Die Weimarer Tell-Aufführung auf dem Rütli verbindet Schweizer und Deutsche. Der "Tell"-Autor Friedrich Schiller schaffte es selbst nie zum Rütli.

Das Wetter ist dramatisch – ganz so, wie es sich Friedrich Schiller gewünscht hätte: Tiefe Wolken stauen sich vor den schroffen Berggipfeln. Unruhig kabbeln die Wasser des Vierwaldstätter Sees. Plötzlich durchschneidet ein Sonnenstrahl den grauen Himmel und bescheint die Pilgerstätte der Eidgenossen. Dann liegt die Rütli-Kulisse in einer Art heiligem Glanz da, ganz so, wie sie der deutsche Dichterfürst in seinem Bestseller „Wilhelm Tell“ beschrieben hat: „Eine Wiese von hohen Felsen und Wald umgeben.“

Schiller hat es nie bis hierher geschafft. Er hat diese Landschaft anhand von Karten und Stichen in seinem Weimarer Arbeitszimmer nachkomponiert und ihr zu Weltruhm verholfen. Die Uraufführung seines „Tells“ vor genau 200 Jahren begründete eine beispiellose Reisewelle. Lord Byron, Alexandre Dumas, Richard Wagner, Charles Dickens: Sie alle haben ihre Wallfahrt zum Rütli gemacht.

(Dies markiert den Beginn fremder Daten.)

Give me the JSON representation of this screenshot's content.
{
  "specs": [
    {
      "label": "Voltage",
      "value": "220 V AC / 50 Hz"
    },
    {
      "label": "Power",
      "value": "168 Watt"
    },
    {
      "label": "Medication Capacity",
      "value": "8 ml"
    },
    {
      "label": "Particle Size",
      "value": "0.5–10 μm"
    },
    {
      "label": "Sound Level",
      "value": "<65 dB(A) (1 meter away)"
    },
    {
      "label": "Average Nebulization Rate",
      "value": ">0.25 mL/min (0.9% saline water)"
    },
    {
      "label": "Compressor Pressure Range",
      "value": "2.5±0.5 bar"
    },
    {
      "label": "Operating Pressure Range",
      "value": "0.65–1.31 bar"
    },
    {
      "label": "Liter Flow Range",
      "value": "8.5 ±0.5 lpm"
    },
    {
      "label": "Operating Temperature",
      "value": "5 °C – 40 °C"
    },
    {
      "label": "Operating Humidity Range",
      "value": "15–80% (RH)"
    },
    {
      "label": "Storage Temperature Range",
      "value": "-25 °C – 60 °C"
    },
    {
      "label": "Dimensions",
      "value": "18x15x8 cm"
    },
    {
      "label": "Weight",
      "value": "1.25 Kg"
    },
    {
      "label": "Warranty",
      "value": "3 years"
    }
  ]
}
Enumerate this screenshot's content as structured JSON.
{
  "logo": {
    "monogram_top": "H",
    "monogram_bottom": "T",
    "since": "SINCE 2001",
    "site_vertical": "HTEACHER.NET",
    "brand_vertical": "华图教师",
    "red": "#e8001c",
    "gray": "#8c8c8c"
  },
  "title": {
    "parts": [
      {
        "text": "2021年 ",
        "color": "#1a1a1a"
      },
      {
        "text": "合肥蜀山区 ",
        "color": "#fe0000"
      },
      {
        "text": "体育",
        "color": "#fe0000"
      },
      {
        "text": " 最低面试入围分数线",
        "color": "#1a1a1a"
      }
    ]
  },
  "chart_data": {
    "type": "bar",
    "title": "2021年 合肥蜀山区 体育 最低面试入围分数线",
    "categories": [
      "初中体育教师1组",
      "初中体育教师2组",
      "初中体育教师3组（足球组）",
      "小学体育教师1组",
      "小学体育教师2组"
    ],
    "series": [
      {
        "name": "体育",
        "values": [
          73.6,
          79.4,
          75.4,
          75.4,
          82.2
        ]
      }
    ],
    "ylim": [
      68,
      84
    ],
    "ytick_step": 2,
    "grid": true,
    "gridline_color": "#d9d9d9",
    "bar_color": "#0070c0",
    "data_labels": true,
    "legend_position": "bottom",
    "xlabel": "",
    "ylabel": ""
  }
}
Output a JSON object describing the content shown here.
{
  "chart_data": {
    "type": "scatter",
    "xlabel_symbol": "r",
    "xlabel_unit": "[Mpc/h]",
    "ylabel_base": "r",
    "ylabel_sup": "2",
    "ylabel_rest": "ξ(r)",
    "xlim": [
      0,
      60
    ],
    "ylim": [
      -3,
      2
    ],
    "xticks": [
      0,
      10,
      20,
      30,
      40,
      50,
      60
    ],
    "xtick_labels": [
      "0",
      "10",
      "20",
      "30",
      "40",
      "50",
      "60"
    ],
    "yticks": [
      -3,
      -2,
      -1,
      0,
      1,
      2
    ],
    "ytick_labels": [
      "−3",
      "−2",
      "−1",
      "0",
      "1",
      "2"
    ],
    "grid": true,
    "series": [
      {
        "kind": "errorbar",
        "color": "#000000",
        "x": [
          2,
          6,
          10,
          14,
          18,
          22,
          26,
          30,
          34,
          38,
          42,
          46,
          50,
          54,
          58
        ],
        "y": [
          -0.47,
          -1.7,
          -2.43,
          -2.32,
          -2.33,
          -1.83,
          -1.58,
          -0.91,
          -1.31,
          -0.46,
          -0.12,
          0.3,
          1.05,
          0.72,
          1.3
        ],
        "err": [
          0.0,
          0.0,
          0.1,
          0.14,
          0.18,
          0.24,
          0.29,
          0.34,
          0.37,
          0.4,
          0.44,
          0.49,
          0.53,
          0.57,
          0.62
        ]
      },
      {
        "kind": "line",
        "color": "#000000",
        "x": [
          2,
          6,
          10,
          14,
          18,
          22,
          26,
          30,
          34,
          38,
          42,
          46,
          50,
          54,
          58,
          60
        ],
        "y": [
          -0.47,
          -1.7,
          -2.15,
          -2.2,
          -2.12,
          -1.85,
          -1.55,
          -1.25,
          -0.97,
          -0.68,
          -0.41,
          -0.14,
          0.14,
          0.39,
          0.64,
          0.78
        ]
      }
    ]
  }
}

In diesen Tagen begab sich das Nationaltheater Weimar auf die Reise, um zusammenzubringen, was zusammengehört. Es transportiert den Weimarer Klassiker dorthin, wo er sich angeblich ereignet hat, und rührt damit an ein Tabu: Bislang wurde dieser Symbolort immer nur für die Andacht vor dem Mythos des Armbrustschützen benutzt, der aufstand, um sein Volk von der Fremdherrschaft zu befreien.

1859, zum hundertsten Geburtstag des Deutschen, der den Schweizern ihr Nationalepos schuf, hatte eine rührige Kommission 95 000 Franken gesammelt und dem Besitzer kurzerhand die Wiese abgekauft, der dort sonst womöglich ein Hotel errichtet hätte. Sie schenkte sie der Eidgenossenschaft als „unveräußerliches Nationaleigentum“. Seither hat die Rütli-Kommission streng darüber gewacht, dass die Wiese bleibt, wie sie ist.